Wie schaut des algorithmus dazu aus?
Kann mir jemand helfen?


----------



## Sky (8. Dez 2004)

Also entweder im Prinzip alles mit allem vergleichem und doppelte Elemente dann z.B. auf 'null' setzen oder du schiebst die Daten in einen anderen Datencontainer (z.B. ein anderes String-Array; noch besser sowas wie eine ArrayList oder einen Vector) schieben und vorher gucken, ob's schon mal drinne ist.


----------



## L-ectron-X (8. Dez 2004)

Entweder wie sky80 sagt alles mit allem vergleichen, oder wenn Du auf Objekte der Standard-API zurückgreifen willst/darfst/musst, kannst Du auch mit java.util.HashSet arbeiten.
Du fügst einfach jedes Element Deines Arrays einem HashSet-Objekt hinzu. Das HashSet kümmert sich von allein darum, dass es keine Duplikate gibt.


----------



## Pudelchen (13. Dez 2004)

So wie Sky80 gesagt hat so wollte ich es eigentlich machen, aber ich tu mir schwer mit verschachtelten Schleifen und verschiedenen Index.
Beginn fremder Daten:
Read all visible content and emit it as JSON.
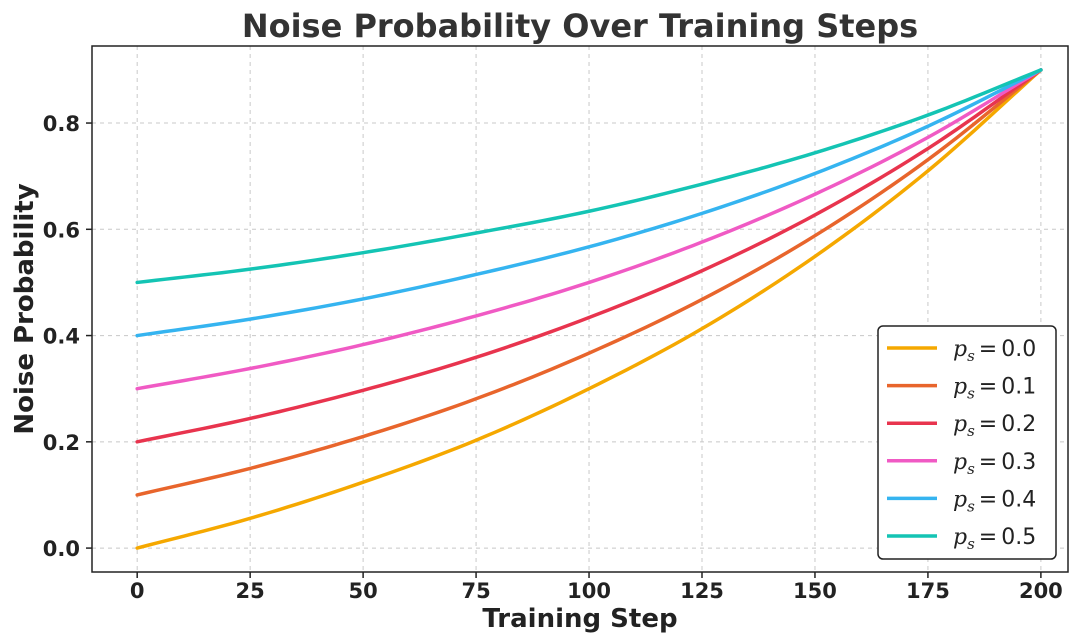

Mein noch falscher Code schaut so aus:

```
int probe=0;
                
              for(k=0;k<=6;k++){
              	for(x=0;x<=6;x++){
                   if(k!=x){
                     if(outer[k]==outer[x]){
                   	probe++;
                        }
                     } 
                 }     
                   newouter[k]=outer[k-probe];
              }
```
[/code]
Dabei ist outer das Array das gefiltert werden soll, und newouter dass arry wo dann nur noch einfach die Woerter drin stehen


----------



## bygones (13. Dez 2004)

das problem ist erstmal dass du nicht weißt wie groß outer sein soll ohne einmal vorher durchzulaufen. wenn du sie nur auf null setzen willst dann müsste deine Schleife so aussehen:

```
for ( int i = 0; i < s.length; i++ ) {
            for ( int j = i+1; j < s.length; j++ ) {
                if(s[i] == s[j]) {
                    s[j]=null;
                }
            }
        }
```
schöner finde ich L-ectron-X methode:

```
String[] s = new String[] { "H", "A", "H", "R", "T", "A", "F" };
         Set<String> set = new HashSet<String>(Arrays.asList(s));
```
hier werden wirklich alle duplicate gelöscht


----------



## Pudelchen (13. Dez 2004)

Die zweite Methode ist echt kuerzer und uebersichtlicher, aber ich kenn mich damit leider nicht aus. Deshalb kurz ein paar fragen:
wo steht dann mein gefiltertes Array drin? Immer noch in s? weil wenn das so waere dann koennte ich ja auch mit diesem Array weiter atbeiten, oder? und ich muss java.util.* importieren, oder?


----------



## bygones (13. Dez 2004)

in der zweiten Lösung arbeitest du nicht mehr mit dem Array, sondern mit dem Set (achja, anstatt HashSet kannst du auch TreeSet nehmen - dann sind die Element auch gfleich sortiert).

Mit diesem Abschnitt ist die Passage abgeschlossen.